While they are very similar, they also have several major differences along with a few smaller differences when it comes to comparing dashi and anchovy broth.
Dashi and anchovy broth are very similar in ingredients, though anchovy broth uses entire anchovies as opposed to just flakes of a fish like dashi. As a result, anchovy broth has a much fishier taste to it. While it may still be jam packed with umami from the kelp, anchovy broth will have a much more noticeable fish taste. That taste will be much more subtle in dashi since dashi places more emphasis on the kombu.
One major difference in the making of anchovy broth is that it sometimes has more ingredients than dashi. Rather than just using kombu and fish flakes, anchovy broth also includes onion, garlic, dried mushrooms, and even some radish. With these extra ingredients, it is likely that you will notice the difference in taste if you tried both dashi and anchovy stock at the same time.
Dashi has many uses in Japanese dishes, as it is essentially the backbone of Japan’s culinary culture.

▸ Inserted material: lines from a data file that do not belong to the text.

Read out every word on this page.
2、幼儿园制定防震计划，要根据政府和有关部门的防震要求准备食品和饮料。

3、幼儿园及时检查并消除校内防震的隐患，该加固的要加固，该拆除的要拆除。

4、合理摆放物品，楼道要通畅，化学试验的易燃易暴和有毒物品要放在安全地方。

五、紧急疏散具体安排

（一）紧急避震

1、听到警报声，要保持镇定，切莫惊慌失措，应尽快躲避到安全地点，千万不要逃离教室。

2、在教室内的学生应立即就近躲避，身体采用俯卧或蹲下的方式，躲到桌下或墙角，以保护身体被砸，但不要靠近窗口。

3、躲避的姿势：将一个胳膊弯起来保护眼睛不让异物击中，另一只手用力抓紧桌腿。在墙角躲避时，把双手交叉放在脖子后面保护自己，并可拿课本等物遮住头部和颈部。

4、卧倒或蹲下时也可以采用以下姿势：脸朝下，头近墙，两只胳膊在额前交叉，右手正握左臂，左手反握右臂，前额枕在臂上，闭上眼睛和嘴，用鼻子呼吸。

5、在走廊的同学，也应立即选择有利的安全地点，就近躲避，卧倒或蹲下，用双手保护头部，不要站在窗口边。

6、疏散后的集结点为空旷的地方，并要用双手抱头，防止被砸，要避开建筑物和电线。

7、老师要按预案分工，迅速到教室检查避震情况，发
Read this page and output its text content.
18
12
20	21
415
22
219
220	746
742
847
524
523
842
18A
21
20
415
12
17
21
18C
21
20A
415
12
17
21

While it is most commonly used in miso soup, ramen, and udon, dashi can also be used in sauces along with frying and battering meat and vegetables.
Anchovy broth, like dashi, is often used for soups and stews. Like dashi, anchovy broth is very versatile and is used in many Korean recipes.
Countries that use it
While anyone in any country could make a dish that uses either dashi or anchovy broth, these ingredients do have places where they are the most commonly used. For dashi, that would be Japan, where it was created and developed gradually over several hundred years. Anchovy broth, however, originates from Korea.
Given all the similarities between the two ingredients, their uses, and the region they both came from, it is unclear if there was any cross-culture influence that resulted in their creation. Whether you use dashi or anchovy broth will depend on your personal preference and what recipe you are making. Some dishes will be better suited for one over the other.